Undocumented immigrants also pay federal, state, and local sales and excise taxes on food, clothing, gasoline, cigarettes and alcohol as well as state and local property taxes.
They also tend to earn lower incomes when compared to the U.S. population. Using 2007 government data, an average undocumented immigrant family earned $36,000 a year, compared to the nearly $52,000 median income earned by an average household headed by a legal resident.]
“I think illegal immigration is out of control,” an Arizona native Don Sell said, “and the federal government doesn’t have the cojones to do anything about it. The lady’s right.”
Sell said he thought the backlash over the shirt was “hilarious. It’s a Mexican restaurant. Tacos should be on the T-shirt.”
One person who isn’t laughing is Ivan Segura. His organization, the Council of Mexicans in the Carolinas, has condemned the shirts as racist. But the organization isn’t protesting on the street.

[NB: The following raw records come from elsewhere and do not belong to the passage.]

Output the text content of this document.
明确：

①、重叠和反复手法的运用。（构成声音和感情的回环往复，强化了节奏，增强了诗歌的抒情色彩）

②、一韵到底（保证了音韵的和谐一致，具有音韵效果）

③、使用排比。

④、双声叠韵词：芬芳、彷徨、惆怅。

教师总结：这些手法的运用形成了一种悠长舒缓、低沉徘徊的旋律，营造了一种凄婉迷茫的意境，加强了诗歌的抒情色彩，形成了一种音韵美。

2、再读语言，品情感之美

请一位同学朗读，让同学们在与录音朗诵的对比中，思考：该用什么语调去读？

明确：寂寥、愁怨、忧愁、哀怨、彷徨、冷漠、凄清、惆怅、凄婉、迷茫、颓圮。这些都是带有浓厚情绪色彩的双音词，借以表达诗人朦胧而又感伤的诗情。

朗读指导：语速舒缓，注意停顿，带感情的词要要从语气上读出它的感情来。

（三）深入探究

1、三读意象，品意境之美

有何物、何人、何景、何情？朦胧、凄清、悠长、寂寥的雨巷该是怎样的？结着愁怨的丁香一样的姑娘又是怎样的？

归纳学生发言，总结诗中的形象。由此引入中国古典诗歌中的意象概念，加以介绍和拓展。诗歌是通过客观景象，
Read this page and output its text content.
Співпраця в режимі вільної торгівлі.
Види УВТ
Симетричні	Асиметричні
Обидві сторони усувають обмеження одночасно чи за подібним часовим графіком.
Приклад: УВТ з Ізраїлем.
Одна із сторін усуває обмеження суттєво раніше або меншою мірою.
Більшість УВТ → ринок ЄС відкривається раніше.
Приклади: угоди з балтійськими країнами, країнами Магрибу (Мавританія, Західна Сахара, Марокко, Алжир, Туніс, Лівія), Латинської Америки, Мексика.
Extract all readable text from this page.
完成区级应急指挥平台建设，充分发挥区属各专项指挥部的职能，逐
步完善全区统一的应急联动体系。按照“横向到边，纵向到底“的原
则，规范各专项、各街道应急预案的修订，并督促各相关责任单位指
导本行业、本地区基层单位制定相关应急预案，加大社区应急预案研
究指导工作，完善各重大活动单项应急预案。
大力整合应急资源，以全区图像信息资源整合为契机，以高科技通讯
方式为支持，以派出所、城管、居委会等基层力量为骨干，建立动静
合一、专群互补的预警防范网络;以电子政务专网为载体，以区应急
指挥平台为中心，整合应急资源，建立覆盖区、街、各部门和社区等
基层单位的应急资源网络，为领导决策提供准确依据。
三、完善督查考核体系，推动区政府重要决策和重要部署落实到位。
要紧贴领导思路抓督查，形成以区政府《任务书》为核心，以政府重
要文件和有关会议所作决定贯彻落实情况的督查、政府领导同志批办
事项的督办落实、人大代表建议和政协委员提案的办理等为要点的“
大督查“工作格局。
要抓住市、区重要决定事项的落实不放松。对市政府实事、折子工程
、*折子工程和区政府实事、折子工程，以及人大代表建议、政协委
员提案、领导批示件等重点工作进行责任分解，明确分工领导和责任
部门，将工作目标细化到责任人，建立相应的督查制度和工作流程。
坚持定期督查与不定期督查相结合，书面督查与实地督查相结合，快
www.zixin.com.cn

“There is nothing funny about being deported,” he said. “There is nothing funny about being racially profiled. There is nothing funny about comparing people to animals that can be trapped. How can they say that is not degrading and racist?”
But, he added, his organization is trying to turn the discussion about the shirts into a meaningful dialogue.
“We don’t care about them selling T-shirts; it’s freedom of speech,” Segura said. “But we are hoping that this racist T-shirt will motivate people to come out in support of immigration reform. We want to channel all this energy in the right direction.”